The horrific scenes from a South Florida nursing home, where 12 residents perished in the sweltering heat after Hurricane Irma knocked out power to the facility, will haunt Floridians for a long time to come.
But the broad, sweeping rules Gov. Rick Scott mandated were unrealistic. An administrative law judge ruled in November that the Agency for Health Care Administration didn’t have the authority to force every nursing home and assisted-living facility in the state to invest in emergency generators and fuel by Nov. 15. That deadline sailed by, but in the spring, the Legislature adopted a modified version of Scott’s plan. The new law doesn’t require permanent installation of generators, but does mandate that every facility secure enough emergency power to cool 20 to 30 feet of space per resident for at least 96 hours.
As of May 25, 102 of the state’s 686 nursing homes had adequate equipment available, and another 348 had asked for six-month extensions, which certifies them as compliant under the law. The numbers are far worse for assisted-living facilities. In that category (which covers 3,102 locations across the state), only 205 have equipment lined up. Another 344 have approved extensions.

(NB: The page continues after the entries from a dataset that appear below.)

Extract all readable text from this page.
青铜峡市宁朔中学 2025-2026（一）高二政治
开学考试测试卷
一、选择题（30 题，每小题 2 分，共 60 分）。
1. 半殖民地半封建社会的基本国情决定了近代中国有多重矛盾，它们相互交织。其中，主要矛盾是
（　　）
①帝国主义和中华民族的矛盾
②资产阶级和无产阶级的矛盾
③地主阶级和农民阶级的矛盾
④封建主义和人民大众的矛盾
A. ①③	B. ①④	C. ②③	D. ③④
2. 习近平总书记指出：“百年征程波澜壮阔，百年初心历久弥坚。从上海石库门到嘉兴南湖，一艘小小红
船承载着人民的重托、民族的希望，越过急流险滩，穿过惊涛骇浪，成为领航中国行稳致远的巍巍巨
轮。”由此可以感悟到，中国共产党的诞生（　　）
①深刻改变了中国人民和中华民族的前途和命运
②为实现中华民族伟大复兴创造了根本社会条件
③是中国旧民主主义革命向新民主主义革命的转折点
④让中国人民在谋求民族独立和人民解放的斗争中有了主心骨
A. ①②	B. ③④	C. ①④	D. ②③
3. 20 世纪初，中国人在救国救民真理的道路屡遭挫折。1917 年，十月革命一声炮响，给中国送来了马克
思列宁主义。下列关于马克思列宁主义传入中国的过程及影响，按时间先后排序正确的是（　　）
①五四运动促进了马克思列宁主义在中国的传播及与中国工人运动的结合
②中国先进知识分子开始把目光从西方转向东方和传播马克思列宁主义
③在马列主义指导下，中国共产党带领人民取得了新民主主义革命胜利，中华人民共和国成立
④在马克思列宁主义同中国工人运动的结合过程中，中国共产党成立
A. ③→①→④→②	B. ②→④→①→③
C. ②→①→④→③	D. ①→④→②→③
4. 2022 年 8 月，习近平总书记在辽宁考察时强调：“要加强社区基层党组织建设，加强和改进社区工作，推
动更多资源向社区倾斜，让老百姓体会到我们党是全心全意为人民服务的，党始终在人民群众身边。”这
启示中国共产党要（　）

That leaves state regulators with a hairy decision. Do they level harsh fines against roughly two-thirds of the state’s long-term care facilities? Or do they simply throw up their hands and declare the entire mess “too big to succeed”? Neither option makes much sense. The best option may be for Scott and legislative leaders to negotiate a little wiggle room, understanding that the state must keep driving toward the goal of making each of these facilities as safe as possible, and as soon as reasonably achievable.
Eventually, all long-term care facilities should have on-site generators and adequate fuel, safely stored. But the state’s accelerated timeline was too tight to be realistic, and driving facilities out of business with harsh fines and license sanctions could only make matters worse.